Peygamber Efendimiz(sav); "Ölülerinizin iyiliklerini, güzelliklerini anın ve kötülüklerini söylemeyiniz." Buyurmaktadır. (Tirmizi, Ebu Davud)
Amacım, yazıma konu ettiğim iki kişinin arkasından konuşmak olmayıp insanların dünya hayatında yaptığı işlerin ahirete yansımaları üzerinde durmaya çalışarak ölmeyenlerin öleceklerinin şuurunda olmaları, ahirette kendilerine kazanç getirecek işleri yapmaları için hasbihal etmektir.
Yazıma geçmeden önce hidayet üzerine ölen herkese Yüce Rabb’imden rahmetiyle muamele etmesini niyaz ederim.
Biz kimin hidayet üzere yani Müslüman olarak öldüğünü bilemeyiz; ancak, dünya hayatında kesin olarak iman etmediklerini ikrar edenler ile inkarcılar hakkında zahire göre Müslüman veya değil hükümde bulunabiliriz.
Şunu kesin olarak ifade edeyim; insanı dinden çıkaracak söz ve davranışlarda bulunanlar ile inkarcıların arkasından rahmet dilemekte kesinlikle caiz değildir.
-Yazıma konu ettiğim bu iki kişi kim?
İlki kendi çapında biri olan esasta teyzemin oğlu “dayı” diye hitap ettiğim, yıllarca Konya Uluırmak Kur’an Kursunda binlerce talebeye kitabımız Kur’an-ı Kerimi öğretmiş Mehmet Ali ŞAVKU hoca; diğeri ise tahmin edeceğiniz gibi Türkiye çapında büyük bir üne sahip arabesk müzik sanatçısı Ferdi TAYFUR.
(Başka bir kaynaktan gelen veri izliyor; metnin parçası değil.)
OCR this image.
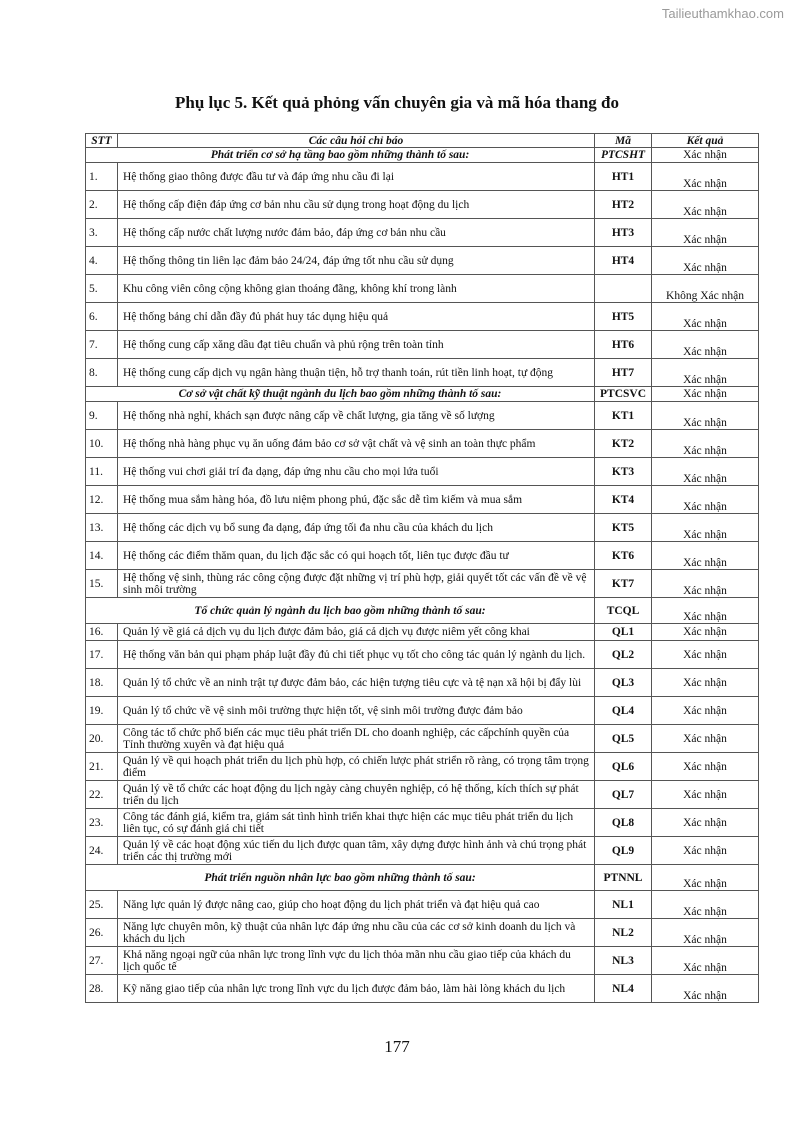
Tailieuthamkhao.com
Phụ lục 5. Kết quả phỏng vấn chuyên gia và mã hóa thang đo
STT	Các câu hỏi chỉ báo	Mã	Kết quả
Phát triển cơ sở hạ tầng bao gồm những thành tố sau:		PTCSHT	Xác nhận
1.	Hệ thống giao thông được đầu tư và đáp ứng nhu cầu đi lại	HT1	Xác nhận
2.	Hệ thống cấp điện đáp ứng cơ bản nhu cầu sử dụng trong hoạt động du lịch	HT2	Xác nhận
3.	Hệ thống cấp nước chất lượng nước đảm bảo, đáp ứng cơ bản nhu cầu	HT3	Xác nhận
4.	Hệ thống thông tin liên lạc đảm bảo 24/24, đáp ứng tốt nhu cầu sử dụng	HT4	Xác nhận
5.	Khu công viên công cộng không gian thoáng đãng, không khí trong lành		Không Xác nhận
6.	Hệ thống bảng chỉ dẫn đầy đủ phát huy tác dụng hiệu quả	HT5	Xác nhận
7.	Hệ thống cung cấp xăng dầu đạt tiêu chuẩn và phủ rộng trên toàn tỉnh	HT6	Xác nhận
8.	Hệ thống cung cấp dịch vụ ngân hàng thuận tiện, hỗ trợ thanh toán, rút tiền linh hoạt, tự động	HT7	Xác nhận
Cơ sở vật chất kỹ thuật ngành du lịch bao gồm những thành tố sau:		PTCSVC	Xác nhận
9.	Hệ thống nhà nghỉ, khách sạn được nâng cấp về chất lượng, gia tăng về số lượng	KT1	Xác nhận
10.	Hệ thống nhà hàng phục vụ ăn uống đảm bảo cơ sở vật chất và vệ sinh an toàn thực phẩm	KT2	Xác nhận
11.	Hệ thống vui chơi giải trí đa dạng, đáp ứng nhu cầu cho mọi lứa tuổi	KT3	Xác nhận
12.	Hệ thống mua sắm hàng hóa, đồ lưu niệm phong phú, đặc sắc dễ tìm kiếm và mua sắm	KT4	Xác nhận
13.	Hệ thống các dịch vụ bổ sung đa dạng, đáp ứng tối đa nhu cầu của khách du lịch	KT5	Xác nhận
14.	Hệ thống các điểm thăm quan, du lịch đặc sắc có qui hoạch tốt, liên tục được đầu tư	KT6	Xác nhận
15.	Hệ thống vệ sinh, thùng rác công cộng được đặt những vị trí phù hợp, giải quyết tốt các vấn đề về vệ sinh môi trường	KT7	Xác nhận
Tổ chức quản lý ngành du lịch bao gồm những thành tố sau:		TCQL	Xác nhận
16.	Quản lý về giá cả dịch vụ du lịch được đảm bảo, giá cả dịch vụ được niêm yết công khai	QL1	Xác nhận
17.	Hệ thống văn bản qui phạm pháp luật đầy đủ chi tiết phục vụ tốt cho công tác quản lý ngành du lịch.	QL2	Xác nhận
18.	Quản lý tổ chức về an ninh trật tự được đảm bảo, các hiện tượng tiêu cực và tệ nạn xã hội bị đẩy lùi	QL3	Xác nhận
19.	Quản lý tổ chức về vệ sinh môi trường thực hiện tốt, vệ sinh môi trường được đảm bảo	QL4	Xác nhận
20.	Công tác tổ chức phổ biến các mục tiêu phát triển DL cho doanh nghiệp, các cấpchính quyền của Tỉnh thường xuyên và đạt hiệu quả	QL5	Xác nhận
21.	Quản lý về qui hoạch phát triển du lịch phù hợp, có chiến lược phát striển rõ ràng, có trọng tâm trọng điểm	QL6	Xác nhận
22.	Quản lý về tổ chức các hoạt động du lịch ngày càng chuyên nghiệp, có hệ thống, kích thích sự phát triển du lịch	QL7	Xác nhận
23.	Công tác đánh giá, kiểm tra, giám sát tình hình triển khai thực hiện các mục tiêu phát triển du lịch liên tục, có sự đánh giá chi tiết	QL8	Xác nhận
24.	Quản lý về các hoạt động xúc tiến du lịch được quan tâm, xây dựng được hình ảnh và chú trọng phát triển các thị trường mới	QL9	Xác nhận
Phát triển nguồn nhân lực bao gồm những thành tố sau:		PTNNL	Xác nhận
25.	Năng lực quản lý được nâng cao, giúp cho hoạt động du lịch phát triển và đạt hiệu quả cao	NL1	Xác nhận
26.	Năng lực chuyên môn, kỹ thuật của nhân lực đáp ứng nhu cầu của các cơ sở kinh doanh du lịch và khách du lịch	NL2	Xác nhận
27.	Khả năng ngoại ngữ của nhân lực trong lĩnh vực du lịch thỏa mãn nhu cầu giao tiếp của khách du lịch quốc tế	NL3	Xác nhận
28.	Kỹ năng giao tiếp của nhân lực trong lĩnh vực du lịch được đảm bảo, làm hài lòng khách du lịch	NL4	Xác nhận
177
Her ikisi de 79 yaşındaydı ve bir hafta arayla Perşembe gün vefat ettiler. Dayımın cenazesi kendi çapında kalabalık olmasına rağmen büyük bir vakar ve sakinlik; Ferdi Tayfur’un cenazesinde akrabaları arasında kavga ve sevenlerinin oluşturduğu büyük bir kargaşa vardı.
Bir insanın dünyadaki konumu ne olursa olsun; zengin fakir, ünlü ünsüz, makamlı veya makamsız ölüp toprağa konulduktan sonra her şey dünyada kalır.
Sevap ve günah işleme iradesi bitmiş olarak pişmanlıkların fayda vermediği ahiret süreci başlar.
Öldükten sonra sevap ve günah işleme süreci kapanmış olsa da bazı insanların amel defterleri kapanmaz sevap ve günah olarak ölen kişinin hesabına yazılır.
Kısaca, Amel Defteri; insanın dünya hayatında yaptığı iyi ve kötü işler ile sözlerin kayıt edildiği deftere verilen addır.
Ebu Hureyre(r.a)'den rivayet olunan bir Hadis-i Şerifte Peygamber Efendimiz(s.a.v):
"İnsanoğlu öldüğü zaman bütün amellerinin sevabı da sona erer. Şu üç şey bundan müstesnadır: Sadaka-i cariye¸ faydalanılan ilim¸ kendisine dua eden hayırlı evlat." Buyurmaktadır.
Allah rızası için yaptırılan çeşme¸ cami¸ köprü, içinde kitabımız Kur’an-ı Kerimin okutulduğu, dimimizin öğretildiği mekanlar yani her türlü hayır müesseseleri sadaka-i câriye olarak açıklanmaktadır.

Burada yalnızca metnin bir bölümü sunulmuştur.